We naturalists record audio. Which are the most exceptional/unique?
For me,
The only recording of the insanely abundant White-Browed Bulbul (Pycnonotus luteolus) designated as a Flight Call (on Xeno-Canto, and soon to be the second on the Macaulay Library):
Not sure if this counts, as it’s an environmental (meteorological?) recording rather than a biological one, but it’s the most interesting I’ve heard, and am only ~70% sure I have a good explanation for it:
I used to live in an extremely flat area, and would often get really intense thunderstorms. Occasionally, the thunder would have an unusual spectrum, with audibly harmonic sounds and clearly defined peaks at certain frequencies (1kHz and 2kHz in this case).
I’ve asked various physicists and meteorologists about it, and the best explanation any of us could come up with was that the large areas of very flat ground and very flat cloud layer allowed standing waves to establish themselves, resulting in unusually harmonic thunder rather than the usual highly reflected noise. I’m open to other suggestions though!
Most beautiful might be a Demoiselle Crane with 2/3 of auio on iNat being mine, very unusual flight of male Bryodema gebleri a common but underrepresented species, only auio on iNat, ranomly found male Common Quail and rare for the region pair of Spotted Nutcrackers.

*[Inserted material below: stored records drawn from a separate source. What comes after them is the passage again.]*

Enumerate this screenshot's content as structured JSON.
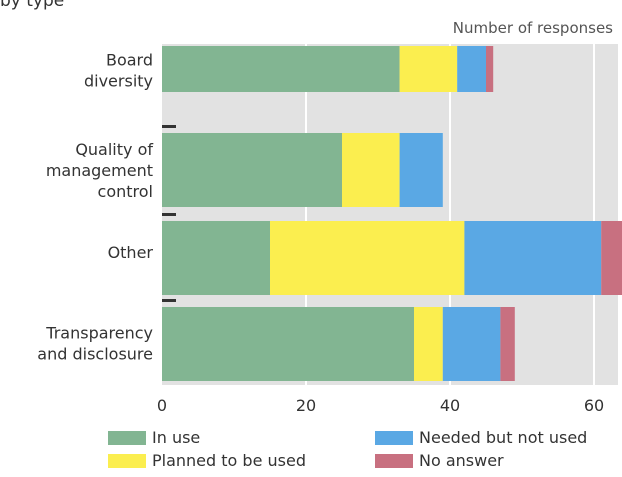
{
  "caption_fragment": "by type",
  "chart_data": {
    "type": "bar",
    "orientation": "horizontal",
    "stacked": true,
    "title": "",
    "xlabel": "Number of responses",
    "ylabel": "",
    "xlim": [
      0,
      80
    ],
    "xticks": [
      0,
      20,
      40,
      60
    ],
    "grid": true,
    "legend_position": "bottom",
    "categories": [
      [
        "Board",
        "diversity"
      ],
      [
        "Quality of",
        "management",
        "control"
      ],
      [
        "Other"
      ],
      [
        "Transparency",
        "and disclosure"
      ]
    ],
    "series": [
      {
        "name": "In use",
        "color": "#82b592",
        "values": [
          33,
          25,
          15,
          35
        ]
      },
      {
        "name": "Planned to be used",
        "color": "#fbee4f",
        "values": [
          8,
          8,
          27,
          4
        ]
      },
      {
        "name": "Needed but not used",
        "color": "#5aa8e4",
        "values": [
          4,
          6,
          19,
          8
        ]
      },
      {
        "name": "No answer",
        "color": "#c87080",
        "values": [
          1,
          0,
          5,
          2
        ]
      }
    ],
    "background_colors": {
      "plot": "#e2e2e2",
      "gridline": "#ffffff"
    }
  }
}
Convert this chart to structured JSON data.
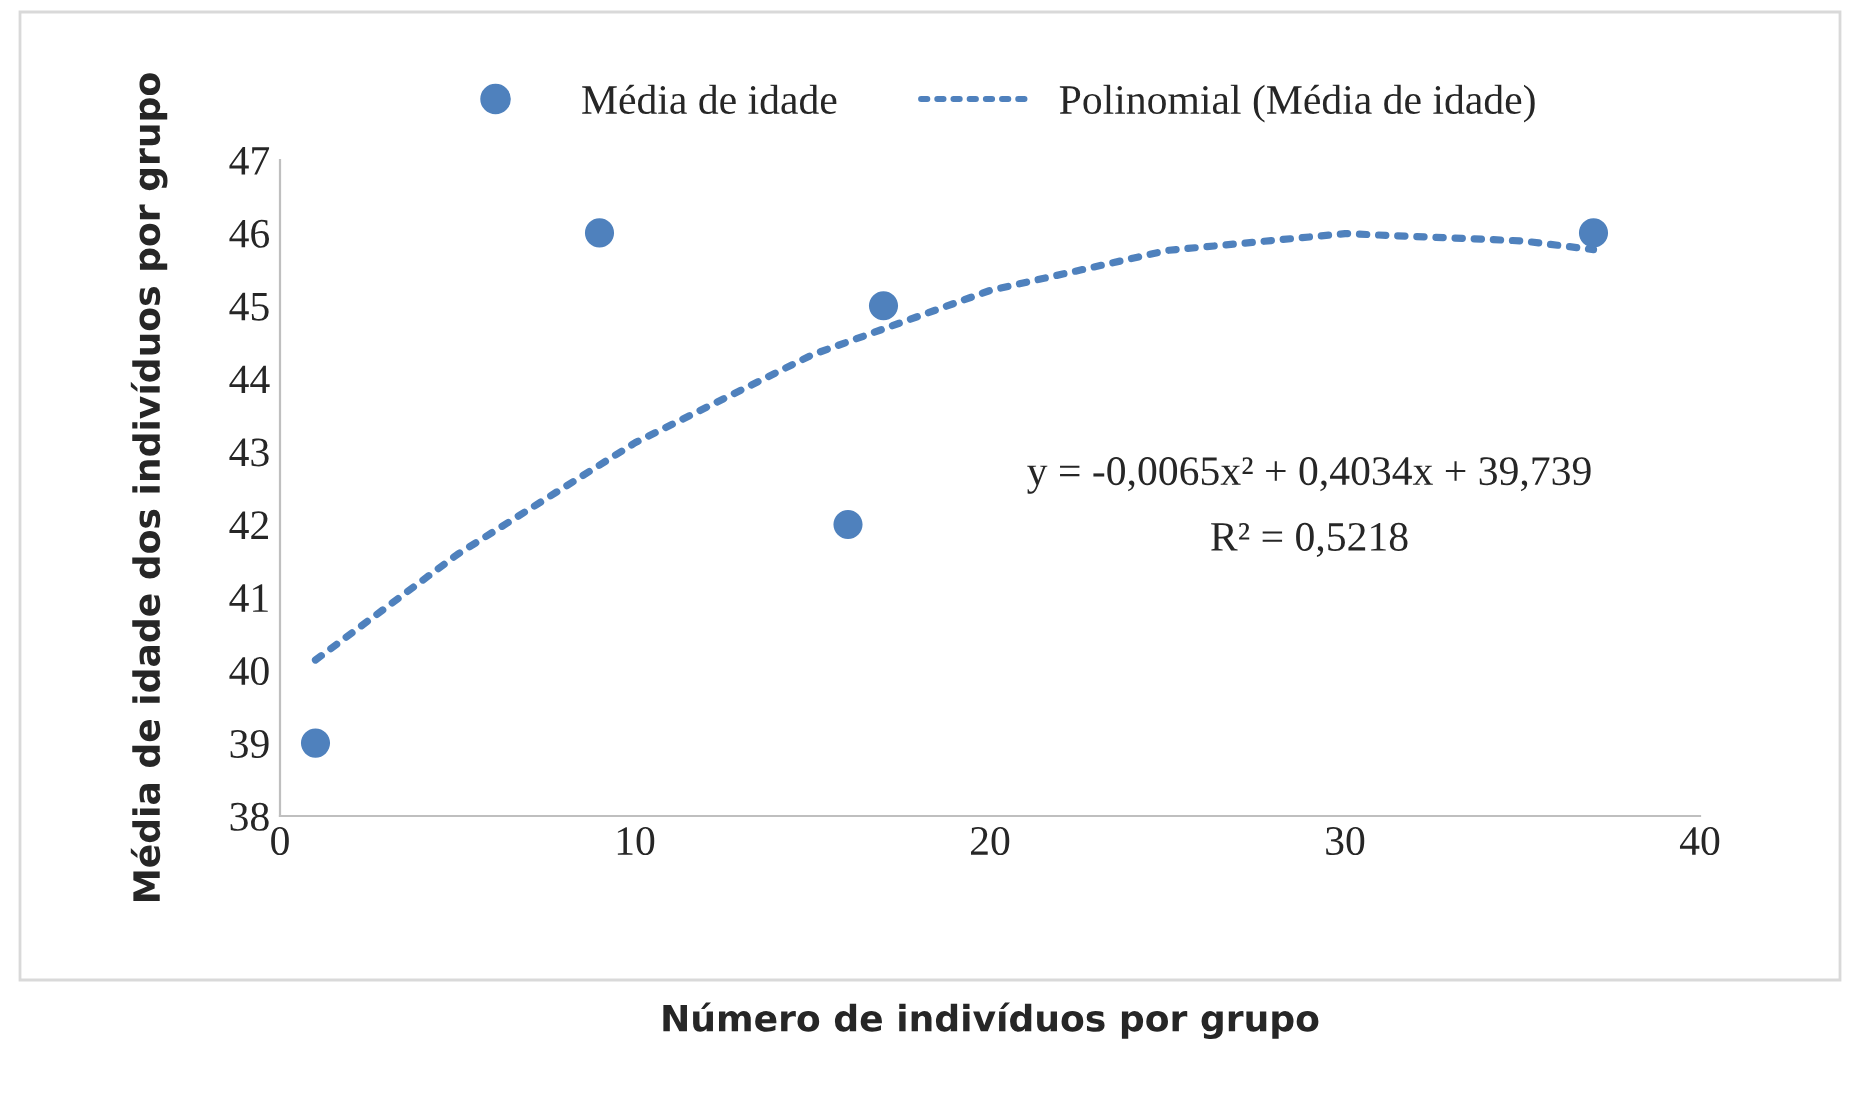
{
  "chart_data": {
    "type": "scatter",
    "xlabel": "Número de indivíduos por grupo",
    "ylabel": "Média de idade dos indivíduos por grupo",
    "series": [
      {
        "name": "Média de idade",
        "color": "#4f81bd",
        "marker": "circle",
        "x": [
          1,
          9,
          16,
          17,
          37
        ],
        "values": [
          39,
          46,
          42,
          45,
          46
        ]
      },
      {
        "name": "Polinomial (Média de idade)",
        "type": "line",
        "color": "#4f81bd",
        "line_style": "dotted",
        "x": [
          1,
          5,
          10,
          15,
          20,
          25,
          30,
          35,
          37
        ],
        "values": [
          40.14,
          41.59,
          43.12,
          44.33,
          45.21,
          45.76,
          45.99,
          45.89,
          45.77
        ]
      }
    ],
    "annotations": [
      "y = -0,0065x² + 0,4034x + 39,739",
      "R² = 0,5218"
    ],
    "xlim": [
      0,
      40
    ],
    "xticks": [
      0,
      10,
      20,
      30,
      40
    ],
    "ylim": [
      38,
      47
    ],
    "yticks": [
      38,
      39,
      40,
      41,
      42,
      43,
      44,
      45,
      46,
      47
    ],
    "grid": false,
    "legend": "top"
  }
}
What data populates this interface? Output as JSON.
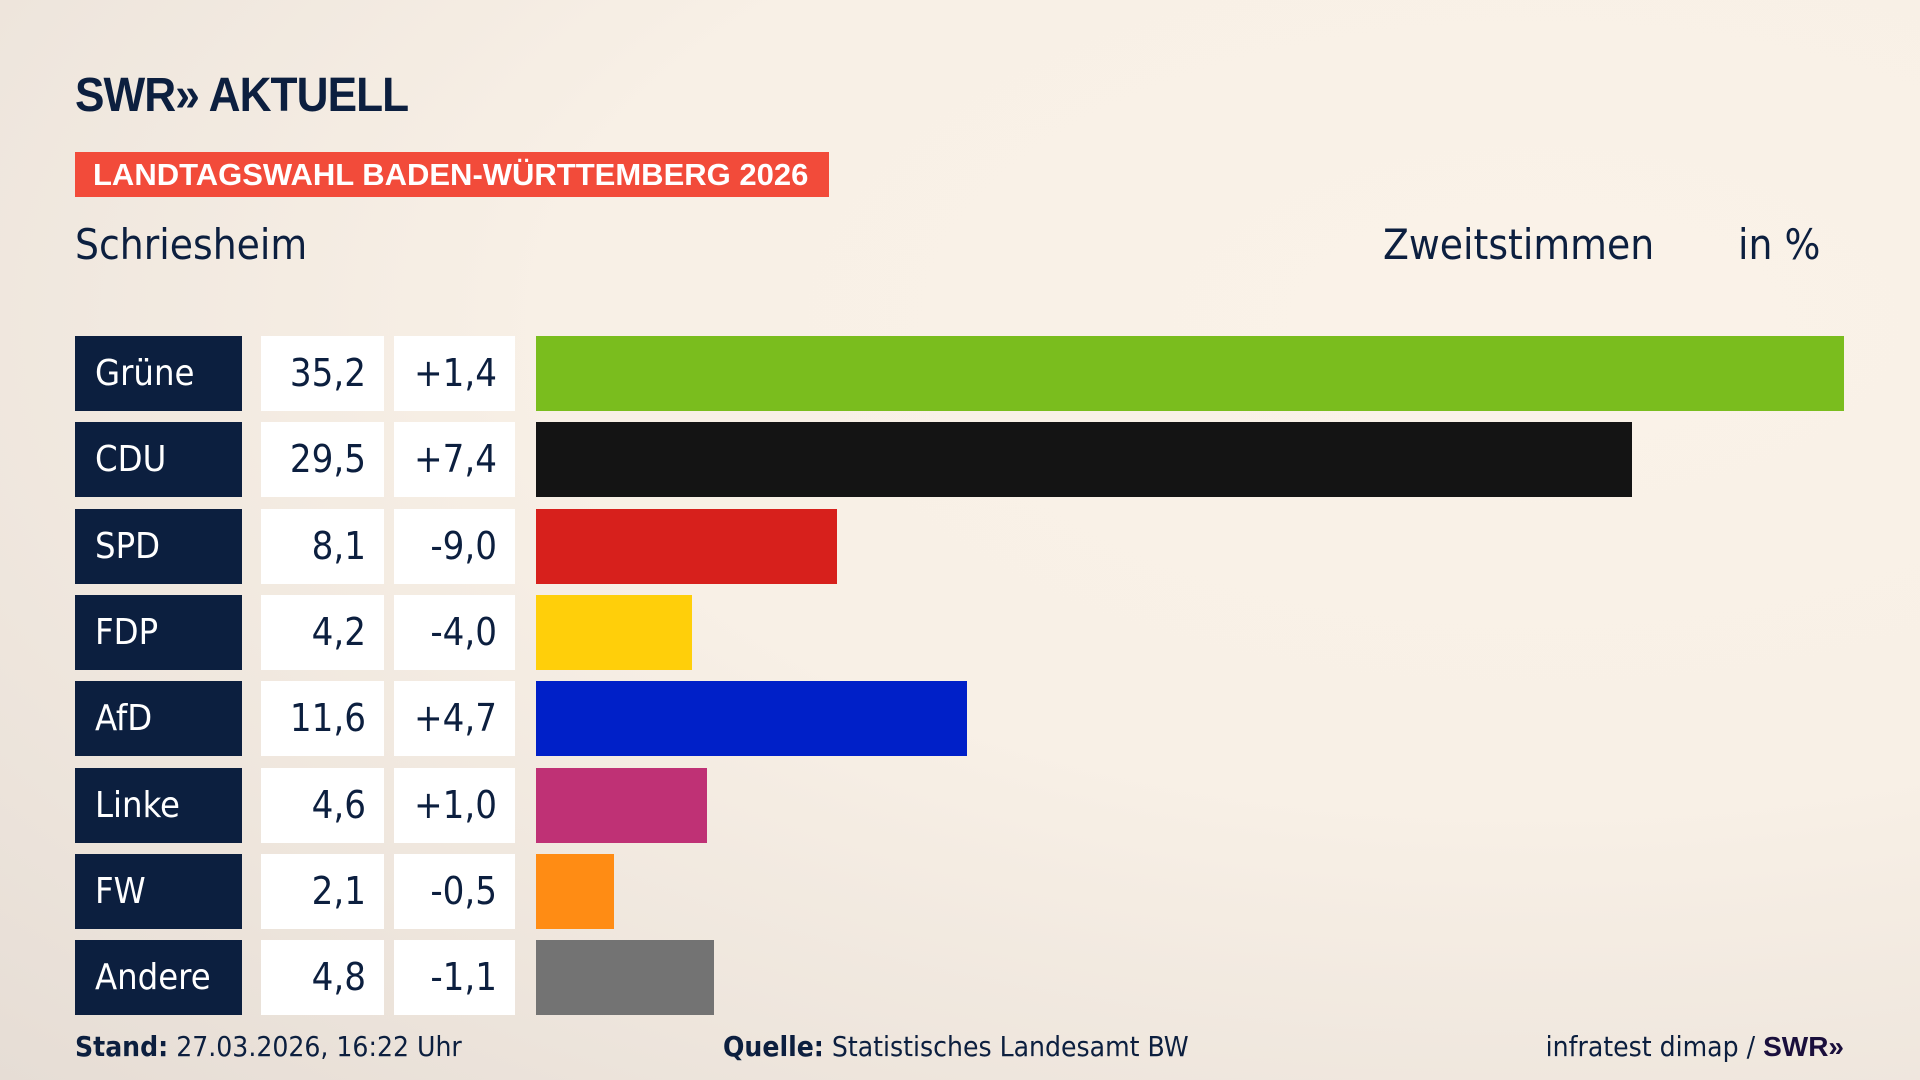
{
  "header": {
    "logo": "SWR» AKTUELL",
    "banner": "LANDTAGSWAHL BADEN-WÜRTTEMBERG 2026",
    "place": "Schriesheim",
    "measure": "Zweitstimmen",
    "unit": "in %"
  },
  "footer": {
    "stand_label": "Stand:",
    "stand_value": " 27.03.2026, 16:22 Uhr",
    "source_label": "Quelle:",
    "source_value": " Statistisches Landesamt BW",
    "credit": "infratest dimap / ",
    "credit_logo": "SWR»"
  },
  "chart_data": {
    "type": "bar",
    "orientation": "horizontal",
    "xlim": [
      0,
      35.2
    ],
    "categories": [
      "Grüne",
      "CDU",
      "SPD",
      "FDP",
      "AfD",
      "Linke",
      "FW",
      "Andere"
    ],
    "values": [
      35.2,
      29.5,
      8.1,
      4.2,
      11.6,
      4.6,
      2.1,
      4.8
    ],
    "value_labels": [
      "35,2",
      "29,5",
      "8,1",
      "4,2",
      "11,6",
      "4,6",
      "2,1",
      "4,8"
    ],
    "diff_labels": [
      "+1,4",
      "+7,4",
      "-9,0",
      "-4,0",
      "+4,7",
      "+1,0",
      "-0,5",
      "-1,1"
    ],
    "diffs": [
      1.4,
      7.4,
      -9.0,
      -4.0,
      4.7,
      1.0,
      -0.5,
      -1.1
    ],
    "colors": [
      "#7abd1e",
      "#141414",
      "#d7201c",
      "#ffcf0a",
      "#0020c8",
      "#bf3175",
      "#ff8c14",
      "#737373"
    ]
  }
}
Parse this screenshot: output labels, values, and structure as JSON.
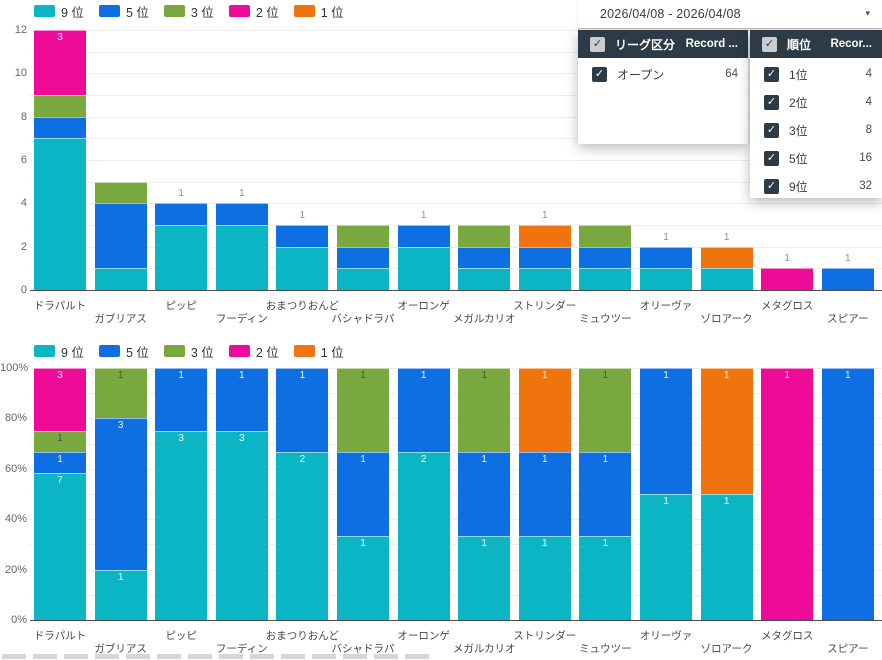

Not sure if it’s quite unique since it’s the technique we use every time, but singing to о̄i and them being summoned in while singing right back <3 https://inaturalist.org/observations/56562836
in terms of unusual bird sounds, i think the scissor-tailed flycatcher has an unusual song, which reminds me of fast forward. (i have an observation that links to a video with sound, but it’s not great. there are better examples if you do a quick internet search.)
edit: i was thinking about it, and i wonder if baby fish are called fry because of the sound they make (which resembles something being fried in a pan)?
This mysterious bird (I think it’s a bird at least), I still don’t know what it may be. The recording was taken in a mangrove swamp where I’ve seen cormorants, herons, egretts, and roseate spoonbills, as well as many different small birds, but I’d think the sound was made by a bird on the bigger side. https://www.inaturalist.org/observations/100517984
A black-capped chickadee sounding enough like a house sparrow that BirdNET IDs it as one(just the first set of harsh calls): https://www.inaturalist.org/observations/94732467
I’m not sure how unique it is, I hear it quite a bit at around me at certain times, but I haven’t heard it in others’ recordings yet.
Either that or a black walnut being chewed on by a squirrel, something else I hear a lot, but I find it to sound different from other chewing and nobody else has black walnut audio on iNat yet. https://www.inaturalist.org/observations/97077903
A funny one: Sometimes I think ‘some species are so obvious in the environment that nobody could miss them, not even a complete newbie’. And then I remind myself that, while hurrying around a field margin trying to get a better recording of a blackcap, I completely ignored a cuckoo.